Seqanswers Leaderboard Ad

Collapse

Announcement

Collapse
No announcement yet.
X
 
  • Filter
  • Time
  • Show
Clear All
new posts

  • Identifying contamination

    I've got an interesting problem and wondered if anyone else had any thoughts about how I can approach this.

    I've got some Illumina data from a run which should have contained human sequence but appears to have been contaminated with some other sequence of unknown origin. We're pretty sure the samples haven't been mixed up since some of the affected lanes were barcoded and the barcodes are present. The problem now is to try to identify the source of the contamination.

    The sequences we produced are very diverse, with little or no duplication of reads, so this isn't just primers or plasmid DNA.

    So far I've ruled out:

    Human
    Mouse
    Rat
    Any other vertebrate species the lab concerned work on
    E.coli

    ..and now I'm stuck!

    If you had 30million+ reads of unknown origin (or origins) how would you try to find where they'd come from?

  • #2
    MEGAN?



    (or any other metagenomics analysis pipeline suitable for Illumina reads)

    Comment


    • #3
      Originally posted by flxlex View Post
      MEGAN?
      Very interesting! I'd not seen that before and I can think of uses for it! However it does require a separate blast step before you can do any of that analysis and I don't really have the resources to blast this number of sequences. I may try something along those lines with a smaller random selection of sequences though.

      As an aside I've been thinking about putting together a database of potentially contaminating sequences which you could map a next gen dataset against as a QC measure. It would include all of the primers used for library prep, Ecoli sequence, various families of repeats and other stuff we regularly see turning up in our libraries. Has anyone tried this before?

      Comment


      • #4
        Align then blast

        There is usually quite a bit of overlap of sequences. In your case you do not have a reference genome and there for no genes to which to align the sequence. However, may I propose another way of utilizing the coverage depth to obtain a gene. Align the sequence reads to themselves with a required alignment of some arbitrarily high identity match of say 80%. For those genes that are highly expressed there will be enough coverage depth to recover the exon providing larger sequences to do a blast search for your organism (provided it is a single organism).

        Let us know how it goes. Good luck!

        The alignment might look something like this
        __________________
        _____________________ ___________________
        _____________________
        _______________________
        ____________________ __________________

        providing a sequence that is quite a bit longer.
        _______________________________________________
        Last edited by severin; 09-25-2009, 04:39 AM.

        Comment


        • #5
          I dear,
          do you simply looks for short sequences and try to understand from where they are from? I think a good approach could be try de novo assembly of short reads and blast the output on NCBI on you database of supposed sources of contamination.

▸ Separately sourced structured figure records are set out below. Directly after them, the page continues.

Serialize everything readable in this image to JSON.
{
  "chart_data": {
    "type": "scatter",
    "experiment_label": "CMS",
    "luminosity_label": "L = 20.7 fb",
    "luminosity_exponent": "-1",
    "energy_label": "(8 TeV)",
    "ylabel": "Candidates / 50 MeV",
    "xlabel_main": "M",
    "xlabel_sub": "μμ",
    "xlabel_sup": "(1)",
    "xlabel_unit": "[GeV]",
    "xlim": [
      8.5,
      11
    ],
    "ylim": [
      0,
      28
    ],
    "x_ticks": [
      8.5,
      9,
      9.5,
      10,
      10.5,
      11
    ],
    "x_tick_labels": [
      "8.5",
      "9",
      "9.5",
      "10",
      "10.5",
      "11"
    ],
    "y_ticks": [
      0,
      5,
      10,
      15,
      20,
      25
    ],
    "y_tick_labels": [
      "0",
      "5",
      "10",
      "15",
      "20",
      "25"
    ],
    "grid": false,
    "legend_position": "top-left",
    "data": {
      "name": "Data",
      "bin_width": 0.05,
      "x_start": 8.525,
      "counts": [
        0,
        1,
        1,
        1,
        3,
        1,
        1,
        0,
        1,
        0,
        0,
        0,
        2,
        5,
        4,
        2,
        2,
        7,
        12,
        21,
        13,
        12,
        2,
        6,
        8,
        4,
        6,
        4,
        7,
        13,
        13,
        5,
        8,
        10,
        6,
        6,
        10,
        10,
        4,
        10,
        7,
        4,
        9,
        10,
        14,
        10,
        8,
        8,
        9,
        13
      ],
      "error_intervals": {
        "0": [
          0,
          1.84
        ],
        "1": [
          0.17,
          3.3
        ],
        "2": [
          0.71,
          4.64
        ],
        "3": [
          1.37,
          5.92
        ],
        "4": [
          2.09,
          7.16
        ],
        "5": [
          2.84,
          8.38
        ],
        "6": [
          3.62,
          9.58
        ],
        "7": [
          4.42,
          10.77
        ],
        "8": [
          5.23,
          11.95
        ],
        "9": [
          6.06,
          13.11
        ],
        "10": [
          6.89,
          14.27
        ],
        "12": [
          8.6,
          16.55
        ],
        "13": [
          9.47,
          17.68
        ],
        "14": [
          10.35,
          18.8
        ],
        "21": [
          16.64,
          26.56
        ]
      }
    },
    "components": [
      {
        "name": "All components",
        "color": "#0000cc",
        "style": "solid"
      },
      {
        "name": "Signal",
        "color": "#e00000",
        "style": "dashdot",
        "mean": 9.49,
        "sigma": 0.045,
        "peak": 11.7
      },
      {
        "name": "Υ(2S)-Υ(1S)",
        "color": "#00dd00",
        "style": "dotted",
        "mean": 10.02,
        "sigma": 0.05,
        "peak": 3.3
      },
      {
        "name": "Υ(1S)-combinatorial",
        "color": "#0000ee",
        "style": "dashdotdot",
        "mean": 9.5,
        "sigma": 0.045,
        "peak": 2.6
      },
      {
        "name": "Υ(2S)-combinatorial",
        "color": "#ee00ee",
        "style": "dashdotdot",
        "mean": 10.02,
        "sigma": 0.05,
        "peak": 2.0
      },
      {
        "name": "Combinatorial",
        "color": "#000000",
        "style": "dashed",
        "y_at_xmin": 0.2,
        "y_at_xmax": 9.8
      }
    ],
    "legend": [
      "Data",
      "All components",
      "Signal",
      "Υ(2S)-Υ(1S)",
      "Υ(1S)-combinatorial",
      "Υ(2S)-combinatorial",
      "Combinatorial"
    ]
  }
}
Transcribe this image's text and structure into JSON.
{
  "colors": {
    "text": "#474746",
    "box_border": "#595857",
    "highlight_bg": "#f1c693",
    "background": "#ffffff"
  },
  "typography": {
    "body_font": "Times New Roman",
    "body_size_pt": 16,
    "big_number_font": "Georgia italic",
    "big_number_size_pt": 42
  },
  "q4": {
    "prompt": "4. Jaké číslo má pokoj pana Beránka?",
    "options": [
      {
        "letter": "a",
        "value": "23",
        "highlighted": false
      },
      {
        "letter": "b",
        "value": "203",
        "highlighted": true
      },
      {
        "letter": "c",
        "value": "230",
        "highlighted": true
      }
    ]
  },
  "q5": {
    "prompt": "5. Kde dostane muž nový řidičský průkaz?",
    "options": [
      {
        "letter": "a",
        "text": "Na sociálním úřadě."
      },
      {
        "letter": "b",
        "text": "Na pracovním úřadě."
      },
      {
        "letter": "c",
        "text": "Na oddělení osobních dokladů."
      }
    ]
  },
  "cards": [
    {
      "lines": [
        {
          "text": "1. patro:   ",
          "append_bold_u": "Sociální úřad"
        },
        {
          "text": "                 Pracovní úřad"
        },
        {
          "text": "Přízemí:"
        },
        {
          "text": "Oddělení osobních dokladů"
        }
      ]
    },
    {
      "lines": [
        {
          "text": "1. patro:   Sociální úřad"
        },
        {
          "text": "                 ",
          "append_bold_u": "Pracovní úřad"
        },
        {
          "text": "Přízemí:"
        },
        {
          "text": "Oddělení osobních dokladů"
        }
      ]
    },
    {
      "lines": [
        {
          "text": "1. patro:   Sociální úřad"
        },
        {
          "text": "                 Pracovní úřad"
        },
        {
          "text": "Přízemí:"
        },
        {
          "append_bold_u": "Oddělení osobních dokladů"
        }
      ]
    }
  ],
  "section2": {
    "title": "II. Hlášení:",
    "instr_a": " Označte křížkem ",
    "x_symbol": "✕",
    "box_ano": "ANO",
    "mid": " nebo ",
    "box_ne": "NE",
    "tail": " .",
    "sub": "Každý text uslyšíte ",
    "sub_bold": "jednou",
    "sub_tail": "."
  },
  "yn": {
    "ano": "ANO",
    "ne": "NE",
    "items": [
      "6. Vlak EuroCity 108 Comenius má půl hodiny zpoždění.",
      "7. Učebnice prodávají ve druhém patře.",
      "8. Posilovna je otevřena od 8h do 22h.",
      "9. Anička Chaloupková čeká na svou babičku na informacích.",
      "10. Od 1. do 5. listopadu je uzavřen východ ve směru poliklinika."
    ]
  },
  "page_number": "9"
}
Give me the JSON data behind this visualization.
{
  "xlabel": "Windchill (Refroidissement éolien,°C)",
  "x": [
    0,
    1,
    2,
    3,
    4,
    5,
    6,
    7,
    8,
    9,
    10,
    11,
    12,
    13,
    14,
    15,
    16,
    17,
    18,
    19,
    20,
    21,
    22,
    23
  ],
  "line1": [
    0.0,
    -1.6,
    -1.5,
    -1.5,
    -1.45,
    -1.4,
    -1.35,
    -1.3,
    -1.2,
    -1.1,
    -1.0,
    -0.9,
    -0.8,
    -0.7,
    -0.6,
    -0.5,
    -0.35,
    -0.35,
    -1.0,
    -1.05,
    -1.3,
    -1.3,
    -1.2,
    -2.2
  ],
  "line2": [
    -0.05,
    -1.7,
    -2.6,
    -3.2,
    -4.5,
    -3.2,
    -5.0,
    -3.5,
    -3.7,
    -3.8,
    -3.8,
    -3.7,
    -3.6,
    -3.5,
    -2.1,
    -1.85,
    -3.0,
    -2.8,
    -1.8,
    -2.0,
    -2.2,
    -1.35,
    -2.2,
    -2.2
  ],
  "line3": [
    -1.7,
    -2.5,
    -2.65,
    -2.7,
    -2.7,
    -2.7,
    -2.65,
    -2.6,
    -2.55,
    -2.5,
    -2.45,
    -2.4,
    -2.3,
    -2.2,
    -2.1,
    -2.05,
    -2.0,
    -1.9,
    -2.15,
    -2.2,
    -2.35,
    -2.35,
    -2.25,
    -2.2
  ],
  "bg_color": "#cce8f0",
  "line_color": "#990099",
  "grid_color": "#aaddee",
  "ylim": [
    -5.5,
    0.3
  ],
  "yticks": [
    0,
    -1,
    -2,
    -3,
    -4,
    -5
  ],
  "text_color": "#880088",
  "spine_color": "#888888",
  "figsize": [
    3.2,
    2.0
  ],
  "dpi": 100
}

          The advantage of perform de novo assembly is that you can blast longer sequences and you probably discard a lot of reads that contain only errors.

          Comment


          • #6
            @francesco.vezzi

            Exactly.

            Comment


            • #7
              Originally posted by simonandrews View Post
              Very interesting! I'd not seen that before and I can think of uses for it! However it does require a separate blast step before you can do any of that analysis and I don't really have the resources to blast this number of sequences.
              You don't have to BLAST the entire set to get a good picture of the source of the contamination. Select a random set of ~300,000 (1% of your total). That should provide enough information.

              Comment


              • #8
                Originally posted by francesco.vezzi View Post
                I dear,
                do you simply looks for short sequences and try to understand from where they are from? I think a good approach could be try de novo assembly of short reads and blast the output on NCBI on you database of supposed sources of contamination.

                The advantage of perform de novo assembly is that you can blast longer sequences and you probably discard a lot of reads that contain only errors.
                This is exactly the approach (CLCbio de novo assembly combined with blast and MEGAN) that we use to characterise metagenomics datasets. Contamination is easy to identify when you use MEGAN to visualise the blast results - despite us working on plant pathogens/environmental samples, we always seem to get some good quality human contaminating sequences...

                Comment


                • #9
                  I ended up doing a de-novo assembly with velvet (which was much easier and quicker than I thought it would be). I got several contigs of over 1kb in length. Blasting these gave a few high identity (though not identical) hits to a bacterial genome so I guess that something similar to that was the main contaminant. Interestingly I've still got a couple of contigs of 5+kb which don't appear anywhere in EMBL so the mystery isn't completely solved - but things are a lot clearer than they were.

                  Thanks for the suggestions.

                  Comment


                  • #10
                    Originally posted by kmcarr View Post
                    You don't have to BLAST the entire set to get a good picture of the source of the contamination. Select a random set of ~300,000 (1% of your total). That should provide enough information.
                    I think you overestimate the compute power I currently have available to me. 300,000 blasts is not something I generally do just before I go home on a Friday

                    Comment


                    • #11
                      Someone used before megan? there are some tutorials?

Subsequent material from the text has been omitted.